To the community activists who donated their time and energy to the project, it was a way to give back to their town, deter vandals and brighten up the underpass beneath the historic Roosevelt Bridge. To Austin officials, however, the new paint job — a multicolored sunburst — wasn't much of an improvement over the spray paint scrawl it replaced.

"This group attempted to do something good for the community, and it ran afoul of what we consider a historic structure," said Mower County Coordinator Craig Oscarson. "We want to keep the bridge in its original form. Artwork, no matter how pretty, is not part of that."

The county just spent $2.7 million to restore the 80-year-old stone arch bridge, only to have it tagged repeatedly with gang graffiti and spray-painted obscenities. The county whitewashed over the mess, only to see the taggers return. When the community group Vision 2020approached Oscarson's office about painting over the graffiti again, he thought they meant to scrub it clean or paint the underpass white again.

Vision 2020 had something a little more colorful in mind.

Using volunteer labor and cans of donated paint, the group began work on a colorful mural — a bright orange sun shooting rays of pink, orange, yellow, blue and green across a wall that arched beside a riverside bike path.

The paint wasn't even dry on the still-unfinished mural when the complaints began.

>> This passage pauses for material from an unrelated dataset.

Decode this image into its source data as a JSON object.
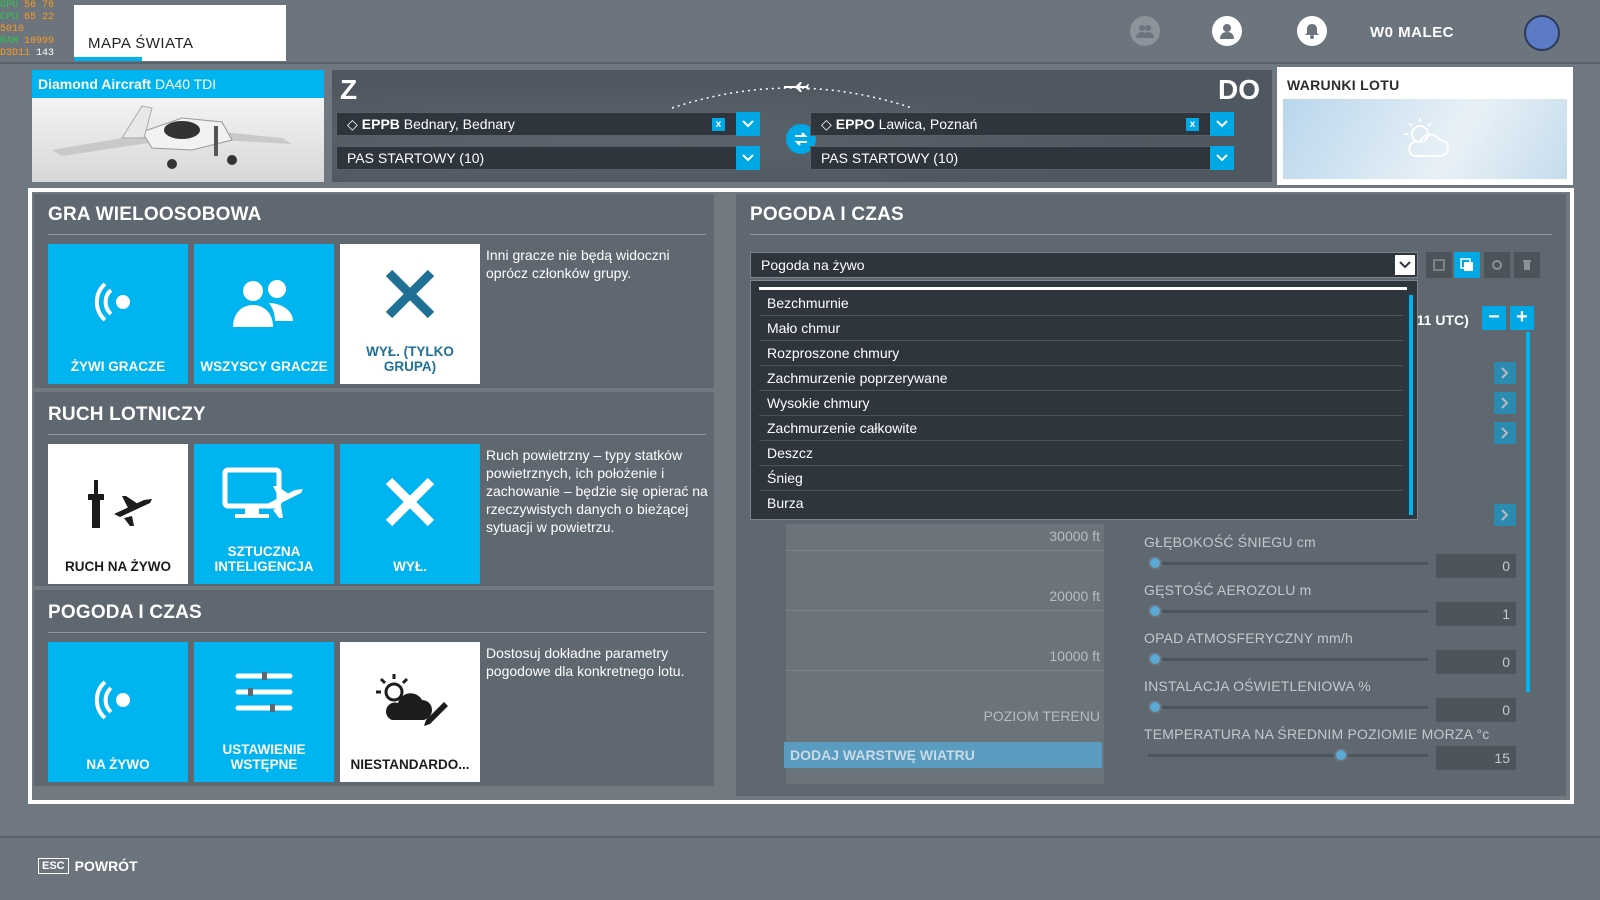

"I didn't anticipate the kamikaze look," Mower County Engineer Mike Hanson told the Rochester Post-Bulletin. "I don't know if it was meant to scare the gangs; it sure scared me."

Laura Helle, head of Vision 2020, wishes critics would hold their fire until the mural is finished. The group is dedicated to building community pride and beautifying eyesores like graffiti-covered walls. Most of the reactions they've gotten to the Roosevelt Bridge mural have been positive — an online poll by the Austin Daily Herald showed 63 percent support from residents who liked the sunburst and wanted to keep it.

"The public response has very much been in favor of the project," Helle said. Nevertheless, if the county decides to paint over their artwork, "it will still look better than the graffiti did [and] there really are lots of other places that we can work and put up murals. We intend to keep going."

On Wednesday, the county commissioners decided the art had to go. The commissioners instructed the county engineer to paint over or scrub off the mural and underlying graffiti and apply a graffiti-resistant coating to the underpass. They sent Vision 2020 a note of thanks, but no thanks.

"We thanked them for their efforts and said that was, at best, a miscommunication between county staff and their group," Hanson said. "We apologized for that miscommunication, however, we want to keep it historic. We don't believe there should be any artwork on that bridge."

The controversy hasn't discouraged the Vision 2020 volunteers. In fact, Helle said, they've gotten even more calls from interested volunteers.

"Community work is messy. It's a lot of failing forward," she said with a laugh. "We've had more people come forward and say they want to be involved, which really makes me feel great."